ThmDex – An index of mathematical definitions, results, and conjectures.
Riemann integral analogue to infinite geometric series
Formulation 2
Let $q \in (0, 1)$ be a D5407: Positive real number such that
(i) $f : [0, \infty) \to [0, \infty)$ is an D4367: Unsigned real function
(ii) \begin{equation} f(x) = q^x \end{equation}
Then
(1) $f$ is an D6103: Improperly Riemann integrable real function on $[0, \infty)$
(2) \begin{equation} \int^{\infty}_0 q^t \, d t = - \log q \end{equation}
Proofs
Proof 1
Let $q \in (0, 1)$ be a D5407: Positive real number such that
(i) $f : [0, \infty) \to [0, \infty)$ is an D4367: Unsigned real function
(ii) \begin{equation} f(x) = q^x \end{equation}
Let $b \in (0, \infty)$ be a positive real number.
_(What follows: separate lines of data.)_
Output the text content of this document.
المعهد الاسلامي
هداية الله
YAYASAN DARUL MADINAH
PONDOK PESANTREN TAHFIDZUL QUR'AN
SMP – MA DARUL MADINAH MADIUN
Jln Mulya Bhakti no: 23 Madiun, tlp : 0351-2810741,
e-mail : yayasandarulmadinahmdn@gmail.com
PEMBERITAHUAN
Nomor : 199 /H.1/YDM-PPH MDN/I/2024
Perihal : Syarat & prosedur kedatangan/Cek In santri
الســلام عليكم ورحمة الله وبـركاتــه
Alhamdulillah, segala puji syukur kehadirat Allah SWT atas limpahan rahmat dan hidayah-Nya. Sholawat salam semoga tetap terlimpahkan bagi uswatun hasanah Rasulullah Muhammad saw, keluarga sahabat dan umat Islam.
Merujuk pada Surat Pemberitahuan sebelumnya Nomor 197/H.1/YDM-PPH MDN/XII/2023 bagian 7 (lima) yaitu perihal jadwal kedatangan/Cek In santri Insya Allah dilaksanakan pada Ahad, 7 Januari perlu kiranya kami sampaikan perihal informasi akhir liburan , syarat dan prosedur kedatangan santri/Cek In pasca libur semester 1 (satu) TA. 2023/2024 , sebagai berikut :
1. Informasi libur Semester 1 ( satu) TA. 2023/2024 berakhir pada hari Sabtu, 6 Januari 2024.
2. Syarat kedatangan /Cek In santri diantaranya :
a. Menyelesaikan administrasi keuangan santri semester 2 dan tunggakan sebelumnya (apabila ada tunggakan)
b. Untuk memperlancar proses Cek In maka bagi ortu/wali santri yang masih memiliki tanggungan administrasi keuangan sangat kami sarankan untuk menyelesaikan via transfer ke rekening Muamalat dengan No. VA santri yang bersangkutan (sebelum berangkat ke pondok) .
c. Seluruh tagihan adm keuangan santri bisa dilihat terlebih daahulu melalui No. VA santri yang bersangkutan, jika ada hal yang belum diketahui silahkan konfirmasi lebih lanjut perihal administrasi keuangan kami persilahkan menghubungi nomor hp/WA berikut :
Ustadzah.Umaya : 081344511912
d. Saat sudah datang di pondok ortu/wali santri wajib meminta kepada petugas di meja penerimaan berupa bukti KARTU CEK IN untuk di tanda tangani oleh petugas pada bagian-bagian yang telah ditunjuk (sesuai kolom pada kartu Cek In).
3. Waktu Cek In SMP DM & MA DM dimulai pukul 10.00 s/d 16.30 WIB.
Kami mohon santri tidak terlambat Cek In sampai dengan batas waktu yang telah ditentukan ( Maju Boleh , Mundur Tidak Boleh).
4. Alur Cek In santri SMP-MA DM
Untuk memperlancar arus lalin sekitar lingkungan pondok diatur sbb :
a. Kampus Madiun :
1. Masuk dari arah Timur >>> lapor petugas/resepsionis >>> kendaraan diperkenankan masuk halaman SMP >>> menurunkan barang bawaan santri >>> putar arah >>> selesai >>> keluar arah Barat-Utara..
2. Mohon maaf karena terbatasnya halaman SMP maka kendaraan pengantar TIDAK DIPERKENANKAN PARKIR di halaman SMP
Using R3184: Second fundamental theorem of Riemann integral calculus, we have \begin{equation} \int^b_0 q^t \, d t = \left[ q^t \log q \right]^b_0 = q^b \log q - q^0 \log q = q^b \log q - \log q \end{equation} Since $q^b \to 0$ as $b \to \infty$, then \begin{equation} \int^{\infty}_0 q^t \, d t = - \log q \end{equation} $\square$